For the time being, she's off contract with ENO, because her year is busy enough: after Carmen she's singing in Amsterdam, then in Garsington, and after a Prom, she'll be in Holland Park, after which she's marrying an electronics engineer, then taking a break to mark that crossroad in her life.
'But it's not good to work absolutely all the time occasionally you have to rest your voice.' And Carmen will indeed be hard work. 'In the Albert Hall you're watched from all sides, so you can't let your guard drop for a second, as you can in a theatre with a proscenium arch. It's total concentration all the time.' When I ask if there's any competitiveness between her and Imelda Drumm, with whom she's sharing the lead Drumm has done this show before, but Simmonds is getting the first night the answer is an emphatic no.
'There are times when Imelda helps me out I have to be tied up with rope at one point, and it was taking me hours to work out how, until she showed me.

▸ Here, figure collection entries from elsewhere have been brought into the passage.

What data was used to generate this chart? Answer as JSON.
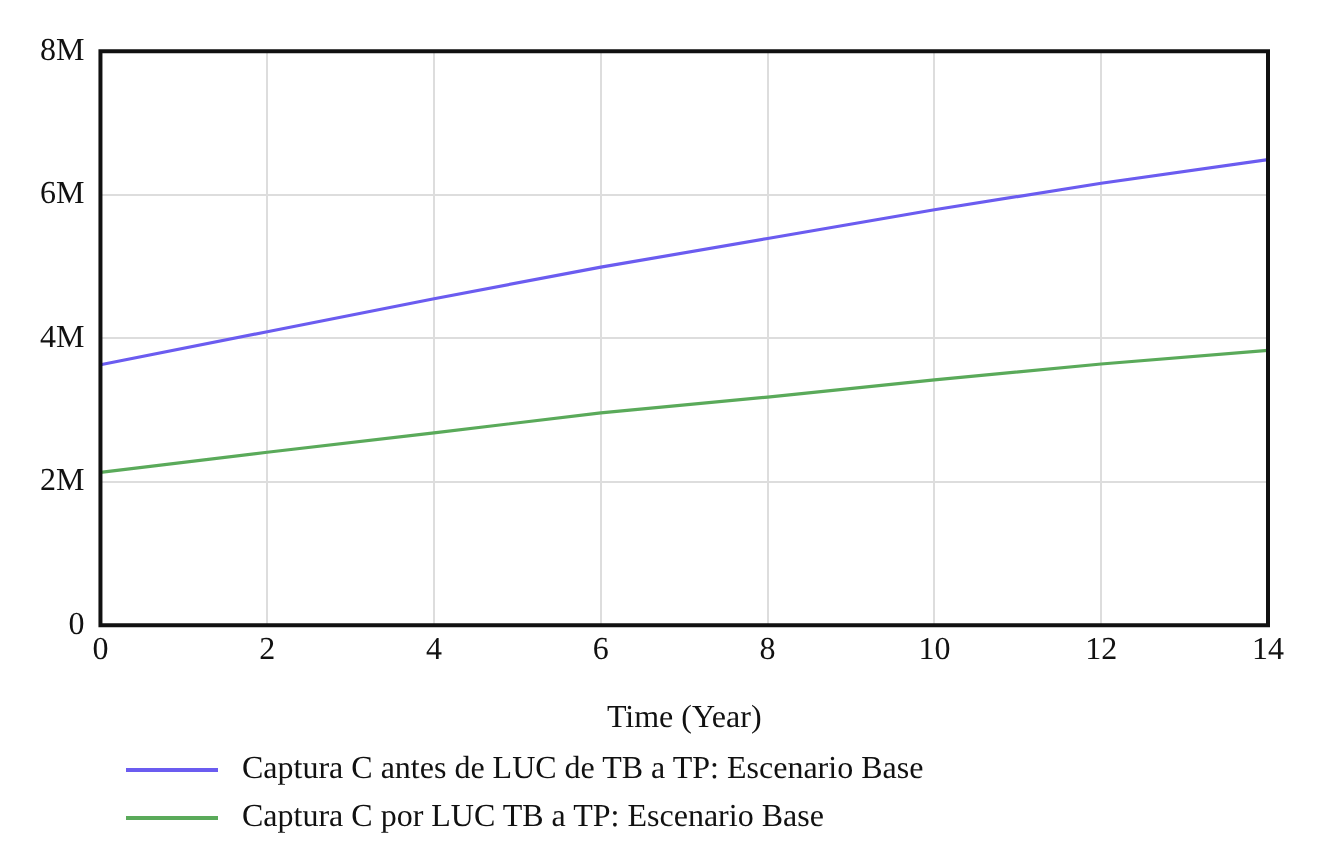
{
  "chart_data": {
    "type": "line",
    "xlabel": "Time (Year)",
    "x": [
      0,
      2,
      4,
      6,
      8,
      10,
      12,
      14
    ],
    "series": [
      {
        "name": "Captura C antes de LUC de TB a TP: Escenario Base",
        "color": "#6b5cf0",
        "values": [
          3.63,
          4.09,
          4.55,
          4.99,
          5.39,
          5.79,
          6.16,
          6.49
        ]
      },
      {
        "name": "Captura C por LUC TB a TP: Escenario Base",
        "color": "#5aaa5a",
        "values": [
          2.13,
          2.41,
          2.68,
          2.96,
          3.18,
          3.42,
          3.64,
          3.83
        ]
      }
    ],
    "xlim": [
      0,
      14
    ],
    "xticks": [
      0,
      2,
      4,
      6,
      8,
      10,
      12,
      14
    ],
    "ylim": [
      0,
      8
    ],
    "yticks": [
      0,
      {
        "value": 2,
        "label": "2M"
      },
      {
        "value": 4,
        "label": "4M"
      },
      {
        "value": 6,
        "label": "6M"
      },
      {
        "value": 8,
        "label": "8M"
      }
    ],
    "grid": true,
    "legend": "bottom",
    "marker": "none",
    "line_style": "solid"
  }
}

At one point we have to break plates in sync with the music, and she's much better than I am at that, so I downplay it. But I try not to watch her, otherwise you find yourself doing things not because you believe they're right for you, but because you feel they are correct. You have to find your own way.' But what is Carmen French 'opera comique', or Italian 'verismo'?
Simmonds has no doubts: 'It's a full-on serious story, full of real emotion.
People may not often kill each other, but they can do terrible things when they're in a jealous rage. Though I haven't much in common with Carmen, it's been easy to find something in my life which relates to it. Being cruel to be kind, saying, "No I don't love you". There are resonances you can call on.
And anyway, you get swept along by the music.' As we doubtless all will.